Officials involved in the museum bid say their plans could be adapted whether or not Obama ultimately chooses the state as primary host of his presidential archive. That’s a tacit concession of their bid’s underdog status, one they hope to overcome with a sentimental connection others can’t match.

“If the question is raw political clout or fundraising prowess, then we’re not in a position to go blow for blow with Chicago or New York. There’s no question about that,” said Schatz. “But understanding President Obama requires that you understand Hawaii; it requires that you understand tolerance and multiculturalism. And therefore when the president comes to making this unique and singular and arguably lonely decision, I don’t think it’s going to come down to a traditional analysis of who’s got more juice.”

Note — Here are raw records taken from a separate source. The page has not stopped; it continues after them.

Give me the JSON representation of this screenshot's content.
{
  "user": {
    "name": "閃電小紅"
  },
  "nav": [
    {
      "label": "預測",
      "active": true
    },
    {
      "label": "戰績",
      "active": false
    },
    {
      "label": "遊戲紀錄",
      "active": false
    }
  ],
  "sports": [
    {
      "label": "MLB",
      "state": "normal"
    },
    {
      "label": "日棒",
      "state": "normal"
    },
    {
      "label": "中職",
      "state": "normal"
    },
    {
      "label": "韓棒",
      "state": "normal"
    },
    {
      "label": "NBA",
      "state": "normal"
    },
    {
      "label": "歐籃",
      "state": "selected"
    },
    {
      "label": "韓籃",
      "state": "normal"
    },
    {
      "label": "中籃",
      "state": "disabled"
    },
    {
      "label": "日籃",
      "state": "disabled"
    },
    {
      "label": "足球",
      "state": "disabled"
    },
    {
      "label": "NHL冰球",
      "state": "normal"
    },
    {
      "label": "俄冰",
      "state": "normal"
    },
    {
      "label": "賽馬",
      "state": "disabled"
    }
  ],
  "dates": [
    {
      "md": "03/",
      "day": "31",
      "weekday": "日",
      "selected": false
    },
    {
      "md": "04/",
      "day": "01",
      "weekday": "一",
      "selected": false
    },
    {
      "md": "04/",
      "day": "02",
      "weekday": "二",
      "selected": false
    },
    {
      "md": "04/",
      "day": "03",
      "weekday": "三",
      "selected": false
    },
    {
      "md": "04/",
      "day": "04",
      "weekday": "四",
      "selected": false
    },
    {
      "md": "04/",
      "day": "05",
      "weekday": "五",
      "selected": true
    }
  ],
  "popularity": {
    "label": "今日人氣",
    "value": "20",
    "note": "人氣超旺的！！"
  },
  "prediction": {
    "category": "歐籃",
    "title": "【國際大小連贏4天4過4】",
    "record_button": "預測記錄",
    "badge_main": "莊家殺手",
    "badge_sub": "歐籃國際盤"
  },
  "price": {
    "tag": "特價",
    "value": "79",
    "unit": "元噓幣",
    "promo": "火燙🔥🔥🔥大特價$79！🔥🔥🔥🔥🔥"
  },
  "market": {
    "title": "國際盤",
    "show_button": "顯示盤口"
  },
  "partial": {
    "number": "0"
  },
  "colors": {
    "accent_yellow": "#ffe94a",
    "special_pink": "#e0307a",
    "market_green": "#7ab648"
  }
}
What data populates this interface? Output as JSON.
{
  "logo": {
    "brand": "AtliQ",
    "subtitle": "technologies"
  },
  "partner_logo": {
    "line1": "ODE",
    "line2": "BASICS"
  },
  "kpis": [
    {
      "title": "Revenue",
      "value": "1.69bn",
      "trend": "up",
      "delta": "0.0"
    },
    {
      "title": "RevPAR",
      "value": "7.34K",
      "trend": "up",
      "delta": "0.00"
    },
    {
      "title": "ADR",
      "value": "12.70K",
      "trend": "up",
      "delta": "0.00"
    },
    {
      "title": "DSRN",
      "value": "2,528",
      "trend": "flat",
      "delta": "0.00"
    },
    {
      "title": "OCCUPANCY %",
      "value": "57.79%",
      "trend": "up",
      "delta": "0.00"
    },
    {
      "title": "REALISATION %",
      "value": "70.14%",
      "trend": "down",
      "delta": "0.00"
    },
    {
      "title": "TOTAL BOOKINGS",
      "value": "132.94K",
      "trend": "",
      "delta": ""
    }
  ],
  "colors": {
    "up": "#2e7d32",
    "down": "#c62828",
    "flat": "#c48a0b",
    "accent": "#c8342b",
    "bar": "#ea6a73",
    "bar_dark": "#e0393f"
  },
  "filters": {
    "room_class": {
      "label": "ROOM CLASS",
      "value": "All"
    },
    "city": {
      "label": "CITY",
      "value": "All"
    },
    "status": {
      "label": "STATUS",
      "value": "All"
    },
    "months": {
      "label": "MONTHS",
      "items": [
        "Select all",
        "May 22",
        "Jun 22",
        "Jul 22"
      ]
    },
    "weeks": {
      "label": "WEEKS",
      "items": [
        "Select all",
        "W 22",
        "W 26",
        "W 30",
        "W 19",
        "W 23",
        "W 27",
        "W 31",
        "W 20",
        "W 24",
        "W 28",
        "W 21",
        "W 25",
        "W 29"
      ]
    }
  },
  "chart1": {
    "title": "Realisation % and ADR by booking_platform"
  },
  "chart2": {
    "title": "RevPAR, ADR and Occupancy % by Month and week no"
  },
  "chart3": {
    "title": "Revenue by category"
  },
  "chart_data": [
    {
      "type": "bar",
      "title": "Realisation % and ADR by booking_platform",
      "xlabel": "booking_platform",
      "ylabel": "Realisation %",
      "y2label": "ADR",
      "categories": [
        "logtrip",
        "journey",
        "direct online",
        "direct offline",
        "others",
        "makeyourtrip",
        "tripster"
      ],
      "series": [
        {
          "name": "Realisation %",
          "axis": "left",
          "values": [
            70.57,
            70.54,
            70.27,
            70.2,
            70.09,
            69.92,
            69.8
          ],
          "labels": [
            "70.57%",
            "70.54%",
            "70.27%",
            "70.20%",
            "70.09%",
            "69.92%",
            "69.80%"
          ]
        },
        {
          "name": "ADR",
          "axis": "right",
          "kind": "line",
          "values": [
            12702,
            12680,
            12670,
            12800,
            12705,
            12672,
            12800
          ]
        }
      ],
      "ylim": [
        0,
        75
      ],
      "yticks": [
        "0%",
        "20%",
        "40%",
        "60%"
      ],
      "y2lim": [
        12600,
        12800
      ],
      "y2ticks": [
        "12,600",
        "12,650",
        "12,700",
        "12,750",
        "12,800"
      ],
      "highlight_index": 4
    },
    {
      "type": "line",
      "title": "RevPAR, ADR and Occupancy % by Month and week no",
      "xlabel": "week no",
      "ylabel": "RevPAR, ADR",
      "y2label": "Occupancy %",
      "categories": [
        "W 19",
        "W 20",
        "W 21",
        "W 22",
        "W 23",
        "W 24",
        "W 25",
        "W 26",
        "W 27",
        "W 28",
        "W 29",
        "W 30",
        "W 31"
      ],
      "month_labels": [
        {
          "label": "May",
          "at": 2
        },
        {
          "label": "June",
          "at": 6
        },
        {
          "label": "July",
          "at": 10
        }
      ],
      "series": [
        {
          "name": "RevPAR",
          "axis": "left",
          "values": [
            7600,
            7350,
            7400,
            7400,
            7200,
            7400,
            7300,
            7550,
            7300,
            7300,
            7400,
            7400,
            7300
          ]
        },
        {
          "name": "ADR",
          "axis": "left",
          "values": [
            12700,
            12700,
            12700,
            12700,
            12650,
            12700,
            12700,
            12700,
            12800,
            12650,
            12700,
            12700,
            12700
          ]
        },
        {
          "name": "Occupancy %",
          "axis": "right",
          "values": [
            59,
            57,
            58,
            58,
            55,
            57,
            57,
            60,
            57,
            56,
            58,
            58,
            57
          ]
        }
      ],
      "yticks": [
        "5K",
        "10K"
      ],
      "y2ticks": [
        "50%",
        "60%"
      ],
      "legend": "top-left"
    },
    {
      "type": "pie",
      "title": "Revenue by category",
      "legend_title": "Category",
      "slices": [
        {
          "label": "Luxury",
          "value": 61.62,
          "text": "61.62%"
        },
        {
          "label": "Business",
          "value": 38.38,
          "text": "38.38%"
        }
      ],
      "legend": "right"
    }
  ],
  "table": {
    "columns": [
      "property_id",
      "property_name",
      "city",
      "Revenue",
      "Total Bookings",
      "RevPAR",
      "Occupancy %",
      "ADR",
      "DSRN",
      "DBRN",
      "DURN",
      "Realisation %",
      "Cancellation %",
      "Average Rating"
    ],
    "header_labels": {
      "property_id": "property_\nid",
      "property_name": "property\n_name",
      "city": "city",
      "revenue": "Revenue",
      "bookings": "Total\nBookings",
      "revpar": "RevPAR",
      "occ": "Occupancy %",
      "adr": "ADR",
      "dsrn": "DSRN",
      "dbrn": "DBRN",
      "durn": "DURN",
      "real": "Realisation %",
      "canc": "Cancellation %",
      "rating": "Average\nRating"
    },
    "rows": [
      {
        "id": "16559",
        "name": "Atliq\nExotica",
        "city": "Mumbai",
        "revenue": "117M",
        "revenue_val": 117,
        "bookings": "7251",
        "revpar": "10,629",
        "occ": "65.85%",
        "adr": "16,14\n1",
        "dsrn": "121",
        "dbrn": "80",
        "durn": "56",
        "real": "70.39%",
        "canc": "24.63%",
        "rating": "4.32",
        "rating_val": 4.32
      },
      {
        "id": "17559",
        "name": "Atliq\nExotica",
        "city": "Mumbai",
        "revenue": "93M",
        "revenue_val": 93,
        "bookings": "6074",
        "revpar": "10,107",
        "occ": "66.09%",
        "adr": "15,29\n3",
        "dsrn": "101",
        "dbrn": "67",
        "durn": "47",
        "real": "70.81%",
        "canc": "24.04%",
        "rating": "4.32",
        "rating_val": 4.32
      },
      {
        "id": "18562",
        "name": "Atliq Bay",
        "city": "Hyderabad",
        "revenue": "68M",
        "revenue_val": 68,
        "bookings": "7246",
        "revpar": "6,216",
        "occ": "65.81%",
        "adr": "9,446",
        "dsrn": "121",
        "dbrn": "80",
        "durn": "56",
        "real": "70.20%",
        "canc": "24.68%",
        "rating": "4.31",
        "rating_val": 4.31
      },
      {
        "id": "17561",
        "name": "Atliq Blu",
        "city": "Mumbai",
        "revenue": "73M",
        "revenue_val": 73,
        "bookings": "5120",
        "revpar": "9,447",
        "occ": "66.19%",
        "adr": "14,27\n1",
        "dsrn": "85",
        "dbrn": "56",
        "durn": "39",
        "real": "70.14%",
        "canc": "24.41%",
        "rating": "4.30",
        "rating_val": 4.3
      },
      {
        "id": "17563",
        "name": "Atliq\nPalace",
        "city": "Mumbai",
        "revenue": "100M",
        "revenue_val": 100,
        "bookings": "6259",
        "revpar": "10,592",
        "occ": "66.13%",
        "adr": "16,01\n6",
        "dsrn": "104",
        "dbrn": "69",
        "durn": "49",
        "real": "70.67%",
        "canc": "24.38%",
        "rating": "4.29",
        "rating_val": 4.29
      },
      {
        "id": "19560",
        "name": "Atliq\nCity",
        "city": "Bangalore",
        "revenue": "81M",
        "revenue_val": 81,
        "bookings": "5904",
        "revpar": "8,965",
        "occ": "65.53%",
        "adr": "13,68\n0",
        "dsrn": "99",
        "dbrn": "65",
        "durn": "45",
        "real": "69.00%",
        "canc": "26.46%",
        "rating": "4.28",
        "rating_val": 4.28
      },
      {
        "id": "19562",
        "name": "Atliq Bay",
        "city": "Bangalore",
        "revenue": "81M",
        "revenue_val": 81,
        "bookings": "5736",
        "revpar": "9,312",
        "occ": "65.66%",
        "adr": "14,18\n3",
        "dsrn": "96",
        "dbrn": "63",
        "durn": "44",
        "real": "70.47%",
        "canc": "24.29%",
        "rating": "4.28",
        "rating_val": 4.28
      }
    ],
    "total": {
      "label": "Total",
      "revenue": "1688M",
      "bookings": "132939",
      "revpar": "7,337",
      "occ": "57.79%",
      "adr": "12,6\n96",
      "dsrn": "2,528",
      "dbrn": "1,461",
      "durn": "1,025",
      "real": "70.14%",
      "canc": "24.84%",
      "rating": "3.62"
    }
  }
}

Obama would hardly be the first president for whom multiple states claim a connection. Kentucky has a Lincoln Heritage Trail that includes the 16th president’s birthplace, while Indiana has preserved Abraham Lincoln's boyhood home as a national memorial. But it is Illinois, where he entered politics and which he left behind only to move to Washington, that calls itself the Land of Lincoln.

Ronald Reagan’s acting and then political careers were launched in California long after he left his birth state of Illinois. Despite his personal affection for places in Illinois like Eureka, where he attended college, the Gipper chose Simi Valley for his permanent presidential archive.

“His formative years were in Illinois. He said himself, ‘I never would have been president if I hadn’t attended Eureka College.’ But there was probably never any consideration to the presidential library being in Illinois,” said Craig Shirley, a Reagan biographer.

Shirley, who just finished writing a book on Reagan’s post-White House years, noted that Eureka has nonetheless has become a hub of Reaganalia of its own, and predicted Hawaii will likely do the same, even without a presidential library.

“Those things for President Obama will probably come more quickly after he leaves office,” he said, adding that the way in which Obama exits the presidency will help dictate that. “When Nixon left office, there wasn’t a drive to name things after him.”

Some ambitious local politicians are seeking to get a head start on tributes to Obama, with little success. Tom Brower, a state representative who co-sponsored the bill to establish Aug. 4, the president’s birthday, as Barack Obama Day, said some felt it was a tribute more befitting a dictator than a president. Another legislative effort to make the apartment Obama grew up in a state historic site stalled.

Many here say that a slew of tangible tributes are not in keeping with Hawaii’s character. For example, while lawmakers often dot their constituencies with reminders of their clout, Hawaii has few noting the work of the late Daniel K. Inouye, its iconic former senator. Honolulu law bars, for the moment, naming public structures in honor of living people. The weight of the label of birthplace of a president could change that, though.

“He never really forgot that he grew up in Hawaii, and it shaped him,” Kevin Mizuno, 47, said over an ice cream cone with his daughter at the Baskin-Robbins.

There is no sign yet denoting Obama worked there.